Je kapitalistischer eine Wirtschaft funktioniert, desto wahrscheinlicher ist es, dass Menschen aus Liebe heiraten.
WANNAZ In Ihrem Buch Der Konsum der Romantik zeigen Sie, dass der Markt sich dieser privaten Gefühle, die ursprünglich sein Gegengewicht darstellen sollten, aber mehr und mehr bemächtigt hat.
ILLOUZ Ja, es ist ein Teufelskreis. Heute konsumieren die meisten Menschen primär, um ihre sozialen Beziehungen zu verbessern. Wir müssen also immer mehr dem Geld nachjagen, um damit dann das kaufen zu können, von dem wir glauben, es dem ganzen Geldbeschaffungsstress und der damit verbundenen Entfremdung von unseren Mitmenschen entgegensetzen zu müssen. Luxuriöse Reisen zum Beispiel leisten wir uns ja vor allem, um viel Zeit mit unseren Liebsten verbringen zu können. Schöne Kleider, Kosmetik und Parfüms sollen potenzielle Partner anlocken – und auch langfristig halten.
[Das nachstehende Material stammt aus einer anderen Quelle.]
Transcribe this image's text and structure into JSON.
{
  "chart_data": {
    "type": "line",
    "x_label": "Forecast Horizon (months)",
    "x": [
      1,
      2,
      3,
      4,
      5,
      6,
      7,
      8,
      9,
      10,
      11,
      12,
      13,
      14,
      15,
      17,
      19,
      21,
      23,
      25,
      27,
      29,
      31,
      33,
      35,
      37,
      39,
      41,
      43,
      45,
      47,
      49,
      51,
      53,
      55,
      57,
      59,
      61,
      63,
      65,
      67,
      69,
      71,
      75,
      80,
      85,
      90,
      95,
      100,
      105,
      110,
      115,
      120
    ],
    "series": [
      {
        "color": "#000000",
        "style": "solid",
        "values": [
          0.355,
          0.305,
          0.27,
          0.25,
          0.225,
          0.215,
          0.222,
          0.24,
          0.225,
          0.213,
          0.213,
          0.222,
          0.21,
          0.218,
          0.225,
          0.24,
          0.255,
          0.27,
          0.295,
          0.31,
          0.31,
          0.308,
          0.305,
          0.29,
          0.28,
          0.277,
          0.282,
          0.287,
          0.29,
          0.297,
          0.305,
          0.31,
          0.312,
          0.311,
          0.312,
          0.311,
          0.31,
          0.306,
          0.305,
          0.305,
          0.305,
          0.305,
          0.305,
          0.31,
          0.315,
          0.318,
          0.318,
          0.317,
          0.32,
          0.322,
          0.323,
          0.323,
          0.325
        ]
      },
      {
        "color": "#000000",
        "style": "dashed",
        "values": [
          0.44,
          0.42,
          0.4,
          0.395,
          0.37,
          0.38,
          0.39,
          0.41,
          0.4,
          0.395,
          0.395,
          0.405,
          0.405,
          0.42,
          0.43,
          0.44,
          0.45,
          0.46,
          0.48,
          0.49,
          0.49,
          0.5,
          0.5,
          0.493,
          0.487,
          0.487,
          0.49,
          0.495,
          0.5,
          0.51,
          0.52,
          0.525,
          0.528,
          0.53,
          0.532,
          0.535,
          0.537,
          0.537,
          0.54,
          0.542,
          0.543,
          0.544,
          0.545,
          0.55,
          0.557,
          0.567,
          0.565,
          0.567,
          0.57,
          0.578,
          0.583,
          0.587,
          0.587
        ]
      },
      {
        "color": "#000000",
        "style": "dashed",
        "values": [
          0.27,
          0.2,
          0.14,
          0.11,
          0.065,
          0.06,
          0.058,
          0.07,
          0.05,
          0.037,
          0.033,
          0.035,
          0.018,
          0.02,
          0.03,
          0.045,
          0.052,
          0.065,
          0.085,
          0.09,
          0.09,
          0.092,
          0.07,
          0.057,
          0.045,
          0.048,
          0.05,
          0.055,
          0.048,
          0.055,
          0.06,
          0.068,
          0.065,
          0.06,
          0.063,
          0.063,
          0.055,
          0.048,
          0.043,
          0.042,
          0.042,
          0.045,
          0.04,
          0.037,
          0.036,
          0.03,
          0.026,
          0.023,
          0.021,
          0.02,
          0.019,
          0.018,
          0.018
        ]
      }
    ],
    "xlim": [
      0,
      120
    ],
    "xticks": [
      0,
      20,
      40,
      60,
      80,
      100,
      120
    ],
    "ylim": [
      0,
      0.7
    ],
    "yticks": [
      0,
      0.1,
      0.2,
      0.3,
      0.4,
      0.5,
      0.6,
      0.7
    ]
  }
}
Interessant vor allem: Als ich bei der Arbeit für mein Buch herausfinden wollte, was Romantik für die Menschen bedeutet, zeigte sich, dass man diese mit einem guten Essen verbindet, mit Champagner bei Kerzenlicht, einem Kinoabend, einem Strauß Rosen. Man fährt – je nach finanzieller Möglichkeit – mit dem alten Saab und einer Flasche Rotwein zur Flussböschung oder für ein Wochenende nach Paris, um der Geliebten auf dem Eiffelturm einen Diamantring an den Finger zu stecken. Wir haben es also mit zwei parallelen Prozessen zu tun: der Verdinglichung der romantischen Liebe und der Romantisierung der Waren.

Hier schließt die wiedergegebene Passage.